Tengo ganas de escribir de comida.
Creo que junto con la música, se trata de un universo inagotable y difícil de transformar en prosa; la descripción de ambas experiencias toma infinidad de cuartillas y no necesitas ser experto ni en lo primero, ni en lo segundo para entender el mensaje.
Mi columna favorita sobre gastronomía es la que publica Alonso Ruvalcaba en La Jornada.
Bueno, la cosa es que hoy escuchaba a los muchachos de Antisocial comentar la encuesta taquera publicada por El Centro donde el suadero confirmó su reinado en el paladar capitalino.
Me gusta el suadero.
Como a todos, hombre.
Enfrente de casa de mis papás había un puestecito glorioso, echaban una pieza gigante sobre el comal (¿era parrilla, era plancha?) y cada tanto la señora que atendía se encargaba de mantener la mercancía hidratada con la propia grasa del animalito. Usaba una cucharita de peltre para realizar la tarea. Dos con todo, tres sin verdura, ya que pedías cortaba un fragmento, lo colocaba sobre un madero (no era tablita de picar, era un pedazo de árbol, tal cual) y ahí transformaba el cacho en finos cubitos grasientos que te explotaban en la boca.

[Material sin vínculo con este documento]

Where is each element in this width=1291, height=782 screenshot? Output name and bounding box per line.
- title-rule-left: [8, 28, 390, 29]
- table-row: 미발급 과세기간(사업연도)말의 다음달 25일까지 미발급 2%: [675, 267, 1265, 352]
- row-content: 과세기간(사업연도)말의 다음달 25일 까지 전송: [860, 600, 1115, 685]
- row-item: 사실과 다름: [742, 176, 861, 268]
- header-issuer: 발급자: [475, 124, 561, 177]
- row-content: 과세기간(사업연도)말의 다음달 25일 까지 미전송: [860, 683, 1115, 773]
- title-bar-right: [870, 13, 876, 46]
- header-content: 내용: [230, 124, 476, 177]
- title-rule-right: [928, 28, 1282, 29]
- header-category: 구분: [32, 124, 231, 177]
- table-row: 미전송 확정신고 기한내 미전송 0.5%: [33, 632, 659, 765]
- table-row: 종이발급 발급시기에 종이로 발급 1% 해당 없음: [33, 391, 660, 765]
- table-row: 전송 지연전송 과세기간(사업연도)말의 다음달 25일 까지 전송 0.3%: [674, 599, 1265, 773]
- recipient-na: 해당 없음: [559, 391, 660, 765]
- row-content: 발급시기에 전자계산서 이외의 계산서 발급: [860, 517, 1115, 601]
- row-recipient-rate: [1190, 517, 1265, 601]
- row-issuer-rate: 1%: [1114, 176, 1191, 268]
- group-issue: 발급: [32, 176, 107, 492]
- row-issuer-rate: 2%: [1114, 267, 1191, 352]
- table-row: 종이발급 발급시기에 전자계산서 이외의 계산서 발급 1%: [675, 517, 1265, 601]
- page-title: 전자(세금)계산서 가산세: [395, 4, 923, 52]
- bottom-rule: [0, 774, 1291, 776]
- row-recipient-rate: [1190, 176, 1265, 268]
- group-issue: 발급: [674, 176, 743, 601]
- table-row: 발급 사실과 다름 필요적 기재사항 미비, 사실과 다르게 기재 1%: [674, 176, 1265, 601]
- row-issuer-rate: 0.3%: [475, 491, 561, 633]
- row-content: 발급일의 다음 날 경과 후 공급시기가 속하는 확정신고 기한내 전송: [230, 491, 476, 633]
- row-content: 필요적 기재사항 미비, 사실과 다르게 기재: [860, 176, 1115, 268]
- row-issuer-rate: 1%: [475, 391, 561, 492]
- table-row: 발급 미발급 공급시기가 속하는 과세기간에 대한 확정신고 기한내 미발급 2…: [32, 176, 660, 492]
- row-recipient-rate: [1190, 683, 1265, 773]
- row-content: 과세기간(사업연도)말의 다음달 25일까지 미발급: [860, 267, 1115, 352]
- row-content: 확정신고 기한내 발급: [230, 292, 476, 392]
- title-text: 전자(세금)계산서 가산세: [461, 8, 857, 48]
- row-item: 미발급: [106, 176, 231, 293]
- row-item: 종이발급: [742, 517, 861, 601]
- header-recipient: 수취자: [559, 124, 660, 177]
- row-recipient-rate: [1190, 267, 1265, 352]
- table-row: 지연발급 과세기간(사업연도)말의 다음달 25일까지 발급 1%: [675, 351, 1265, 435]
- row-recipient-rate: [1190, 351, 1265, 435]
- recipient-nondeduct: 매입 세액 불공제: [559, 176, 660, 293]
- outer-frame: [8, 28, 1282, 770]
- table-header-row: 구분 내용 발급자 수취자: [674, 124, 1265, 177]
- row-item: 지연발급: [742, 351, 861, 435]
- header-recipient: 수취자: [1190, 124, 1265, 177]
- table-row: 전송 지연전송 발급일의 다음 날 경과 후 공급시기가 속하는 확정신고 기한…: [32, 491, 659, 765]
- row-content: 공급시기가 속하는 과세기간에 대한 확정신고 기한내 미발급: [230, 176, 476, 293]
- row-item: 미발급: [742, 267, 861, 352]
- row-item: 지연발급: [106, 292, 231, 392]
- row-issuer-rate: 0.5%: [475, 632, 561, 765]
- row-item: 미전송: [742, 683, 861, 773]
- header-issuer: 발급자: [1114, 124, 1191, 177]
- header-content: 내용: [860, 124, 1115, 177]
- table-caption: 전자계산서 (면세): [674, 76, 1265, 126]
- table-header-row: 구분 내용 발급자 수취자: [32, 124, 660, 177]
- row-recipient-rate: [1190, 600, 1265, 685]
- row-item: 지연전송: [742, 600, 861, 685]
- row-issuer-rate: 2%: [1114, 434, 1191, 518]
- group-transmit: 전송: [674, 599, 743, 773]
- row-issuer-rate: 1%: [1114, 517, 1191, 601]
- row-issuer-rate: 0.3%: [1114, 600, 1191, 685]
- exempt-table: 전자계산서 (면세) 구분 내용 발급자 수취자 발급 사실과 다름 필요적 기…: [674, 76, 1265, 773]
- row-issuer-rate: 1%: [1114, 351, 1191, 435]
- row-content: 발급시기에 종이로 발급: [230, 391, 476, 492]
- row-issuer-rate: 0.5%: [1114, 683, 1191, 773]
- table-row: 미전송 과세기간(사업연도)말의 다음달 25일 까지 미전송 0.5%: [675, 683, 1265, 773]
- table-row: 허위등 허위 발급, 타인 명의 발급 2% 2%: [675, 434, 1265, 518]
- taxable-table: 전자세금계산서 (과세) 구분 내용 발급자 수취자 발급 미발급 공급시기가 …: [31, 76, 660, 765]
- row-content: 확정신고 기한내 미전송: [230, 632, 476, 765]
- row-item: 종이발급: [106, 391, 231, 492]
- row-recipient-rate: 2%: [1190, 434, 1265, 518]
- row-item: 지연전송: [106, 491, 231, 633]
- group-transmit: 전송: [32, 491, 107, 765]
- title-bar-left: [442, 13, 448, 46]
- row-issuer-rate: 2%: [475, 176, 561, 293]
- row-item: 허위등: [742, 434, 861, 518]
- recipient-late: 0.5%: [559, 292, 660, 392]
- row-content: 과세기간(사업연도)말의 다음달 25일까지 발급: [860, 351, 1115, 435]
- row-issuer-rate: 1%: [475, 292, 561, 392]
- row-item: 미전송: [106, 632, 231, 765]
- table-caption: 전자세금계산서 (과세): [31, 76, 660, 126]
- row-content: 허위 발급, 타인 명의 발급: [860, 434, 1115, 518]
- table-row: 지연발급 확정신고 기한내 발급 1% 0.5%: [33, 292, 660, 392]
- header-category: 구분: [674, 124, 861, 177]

Cuando, por menso, me quedaba, sin llaves o alguna cosa de esas, aquel era mi refugio para matar una hora. Quiero pensar que mi presencia servía para atraer más comensales, como estaba enfrente de una parada de camión sí llegaba banda, algunos se asmoaban y seguro pensaban, si este vato no se ha caído muerto ha de ser que no están tan malos y después de inspeccionar fugazmente mi plato, se acomodaban y con este acento ñero, chilango, cantado, bonito que nos une a todos recitaban su orden.
El Negro me llevó un día a un suadero fenomenal. Cerca de la EMI, debe haber sido 1998, hacía un chingo de calor. Puesto de lámina blanca, frente a un Superama en las proximidades de Río Tigris.
Por casa de la mamá de D hay un narcosuadero satánico. Un lugar rarísimo que abre 24 horas (dicen que lo que mantiene activos a los meseros son las cantidades industriales de perico que aguardan su traslado hacia alguna primaria en la bodega) y cuyos dueños, rumores de la colonia, han mantenido a raya a la competencia mediante rituales de magia negra. Sea lo que sea, su oferta es regular, el suadero más bien pastoso, dos tres, la leyenda me gusta de cualquier modo.
Copacabana tiene buen suadero. Una madrugada saliendo de Radioactivo me fui solo: estaba aprendiendo a producir en Dalet y me costaba mucho trabajo, me tardaba años, je. Al Dyaxis no me animé a entrarle, no entendía las gráficas. En Copacabana (obvio la de Coapa, la original), el suadero está grasosito, resbaloso, te deja una película por todo el paladar y va bajando, a las dos horas se convierte en una especie de barniz alrededor del intestino.
En tacos Marvichi (una Ichi Van en los rumbos de Polanco, parte de la gastronomía guerrilla) el suadero no es suadero, los expertos sabrán, pero según este servidor allí nos ofrecen ese manjar que en Guadalajara se llama carnaza. Ahí me corrigen si me equivoco.
El Rey del suadero, también por Polanco, cerca del Liverpool de Mariano Escobedo, es regular, ya lo he dicho antes, estaría bien si se llamara El delegado del suadero, El subprocurador del suadero o El fiscal especial del suadero, pero ya para usar títulos nobiliaros no le alcanza.